Persephone, our goddess of spring—abducted by Hades and trapped in a dark-and-light game of seasons and identity—is always ruminating on choked-down pomegranate seeds, wondering what if?
October is what happens when she settles into her throne and dissociates from the flowers and the light. She cracks open a can of Pepsi from the vending machine that costs $4.50, and knows she’s in hell.
Like every year in Saskatoon, it may snow once this October—an early wedding gift to celebrate the kiss between Halloween and the white-sweater season of November.
The parade of dark sweats will take over the meticulous outfits that crowded the university halls as we rush forward: a new deadline to meet, a new paper to write.
We settle into the habits we cultivate, and we often have no time to make significant changes to them. On the bright side, there’s no time to feel the growing pains.
But that is what these months are for: the stillness in transformation—the quiet shifting of something unnamed and subconscious. We feel it, and we may try to talk about it, but the extent of it won’t come to light until everything else does.
We are all Persephone, holding fast and reigning our own version of the Underworld. These seasons and what we rule here are our kingdom. Exhaustion is a crown, unglamorous, but powerful–to keep going, keep showing up, even when everything around us is half asleep and floating (or monstrous and rattling its bones in the closet).
I think a lot about the mismatch of this time. We are all snowed in by our various afflictions and responsibilities, and often, I don’t think we make the time to see the elegance of a flaw.
We are bustling and upset too often to notice the quiet appeal of the spilled drink and the missed appointment; the angry word and the overwhelm.
Given one collective deep breath, we could see the season for the machine it is and marvel at the coordination—every misstep is still a step.
Becoming is a messy process.
Often it feels as though time is pouring and flooding the kitchen, and you are sixteen, though you haven’t been sixteen in years and will never be sixteen again. The rain is hammering down against the window, and everything around you is different, but you are the same.
Still, you are always reassembling and moving—the slow and stubborn rebirth is never-ending.
How are the pinks of spring and the auburns of autumn in you all the time, everywhere you go?
The deadlines are approaching, the horror shows are starting, and you’re dressing up for Halloween and wondering how long you can get away with procrastinating on buying presents for the holidays.
The exhale comes when the snow falls—then the tensing is covered up with a thicker coat.
At this point, I start to wonder:
all those spring and summer days with Demeter in the light—
is it possible I haven’t grown at all?
The thing no one tells you about change is that it doesn’t wait for your permission, and often, you aren’t as prepared for it as you’d hoped to be.
It happens in the middle of everything: the unread emails, the laundry, the late bus, the small griefs you never name.
You think you’re standing still, but you’re already in motion, already shifting toward something you can’t yet recognize.
Before you know it, who you are is a strange mixture of someone you were and someone you don’t yet know.
You ask yourself how long you’ll keep the floor beneath your feet.
Then, you’re walking forward—on air or solid ground—and it isn’t as hard as you thought it would be, though the grief seems eternal.
Persephone does not choose the underworld every year, but she learns how to live there.
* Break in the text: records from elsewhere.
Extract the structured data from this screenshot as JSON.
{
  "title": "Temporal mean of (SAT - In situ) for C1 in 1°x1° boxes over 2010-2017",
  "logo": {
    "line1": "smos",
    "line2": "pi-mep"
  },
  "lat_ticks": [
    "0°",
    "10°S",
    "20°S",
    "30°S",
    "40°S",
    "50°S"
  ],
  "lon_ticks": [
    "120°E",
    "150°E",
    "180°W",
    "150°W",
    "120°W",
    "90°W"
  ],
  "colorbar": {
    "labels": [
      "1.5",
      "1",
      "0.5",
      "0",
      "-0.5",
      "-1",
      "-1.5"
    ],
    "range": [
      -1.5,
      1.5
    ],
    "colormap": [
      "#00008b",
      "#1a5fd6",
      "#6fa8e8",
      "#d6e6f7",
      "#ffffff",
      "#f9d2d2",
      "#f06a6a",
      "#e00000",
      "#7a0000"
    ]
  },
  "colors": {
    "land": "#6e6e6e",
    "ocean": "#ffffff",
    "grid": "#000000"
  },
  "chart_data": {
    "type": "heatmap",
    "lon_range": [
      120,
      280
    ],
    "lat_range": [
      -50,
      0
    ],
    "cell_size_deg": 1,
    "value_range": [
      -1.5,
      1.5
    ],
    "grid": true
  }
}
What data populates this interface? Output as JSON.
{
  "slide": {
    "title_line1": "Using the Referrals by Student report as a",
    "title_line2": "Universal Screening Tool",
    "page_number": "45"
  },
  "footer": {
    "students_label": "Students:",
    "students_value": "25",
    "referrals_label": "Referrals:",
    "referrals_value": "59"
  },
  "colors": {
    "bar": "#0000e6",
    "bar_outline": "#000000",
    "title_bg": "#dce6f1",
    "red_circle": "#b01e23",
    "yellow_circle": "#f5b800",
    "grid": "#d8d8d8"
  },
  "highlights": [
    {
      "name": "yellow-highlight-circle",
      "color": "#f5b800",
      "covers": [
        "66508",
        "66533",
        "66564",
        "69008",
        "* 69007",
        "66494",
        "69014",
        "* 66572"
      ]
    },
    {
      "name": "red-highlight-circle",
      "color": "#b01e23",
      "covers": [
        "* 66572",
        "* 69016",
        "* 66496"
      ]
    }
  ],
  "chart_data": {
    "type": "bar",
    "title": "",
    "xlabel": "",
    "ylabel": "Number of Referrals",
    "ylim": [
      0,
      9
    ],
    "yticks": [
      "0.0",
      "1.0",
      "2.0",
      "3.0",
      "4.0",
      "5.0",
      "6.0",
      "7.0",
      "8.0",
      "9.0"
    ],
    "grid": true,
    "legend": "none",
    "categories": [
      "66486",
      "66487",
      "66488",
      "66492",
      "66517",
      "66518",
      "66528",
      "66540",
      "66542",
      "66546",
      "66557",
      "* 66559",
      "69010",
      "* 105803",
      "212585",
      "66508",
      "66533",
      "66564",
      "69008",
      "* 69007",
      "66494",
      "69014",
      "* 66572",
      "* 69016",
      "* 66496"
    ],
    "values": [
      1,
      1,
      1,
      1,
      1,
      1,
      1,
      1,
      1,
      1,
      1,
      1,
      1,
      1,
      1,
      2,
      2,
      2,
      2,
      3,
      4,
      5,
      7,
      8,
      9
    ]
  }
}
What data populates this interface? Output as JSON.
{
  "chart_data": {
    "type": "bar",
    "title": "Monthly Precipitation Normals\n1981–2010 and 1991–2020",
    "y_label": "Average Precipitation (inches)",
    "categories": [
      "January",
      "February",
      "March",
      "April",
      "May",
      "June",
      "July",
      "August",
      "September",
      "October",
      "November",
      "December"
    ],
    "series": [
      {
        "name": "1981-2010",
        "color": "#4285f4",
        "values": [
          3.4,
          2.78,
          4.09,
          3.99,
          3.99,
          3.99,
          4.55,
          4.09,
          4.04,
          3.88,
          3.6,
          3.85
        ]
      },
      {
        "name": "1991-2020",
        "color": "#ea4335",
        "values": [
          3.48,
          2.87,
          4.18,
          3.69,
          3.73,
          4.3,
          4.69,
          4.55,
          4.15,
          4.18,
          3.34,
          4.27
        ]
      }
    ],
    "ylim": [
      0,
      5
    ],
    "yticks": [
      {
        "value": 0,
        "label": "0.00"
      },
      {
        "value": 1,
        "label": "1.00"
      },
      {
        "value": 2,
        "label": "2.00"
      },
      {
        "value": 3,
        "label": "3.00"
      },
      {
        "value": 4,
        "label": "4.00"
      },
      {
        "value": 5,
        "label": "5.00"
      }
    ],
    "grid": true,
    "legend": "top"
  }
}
It may not be a home, but she is a sovereign.
That’s all we can do—learn how to live here, in the dark parts of our calendars, in the versions of ourselves that haven’t grown yet.
To hold the weight of the season and still look toward the light, knowing we’ll meet it again.
Becoming is a slow accumulation of moments: the overpriced vending-machine Pepsis, the cinnamon, the surprising, recurrent October snow.
Transformation doesn’t always announce itself; sometimes it just hums under the surface while we get on with surviving.
And that feels a bit mythical itself—the knowledge that the someone we are is always becoming someone else, and yet we will always be the person we were.
The can hisses open.
It’s still $4.50.
The fizz fades, and then it’s still again.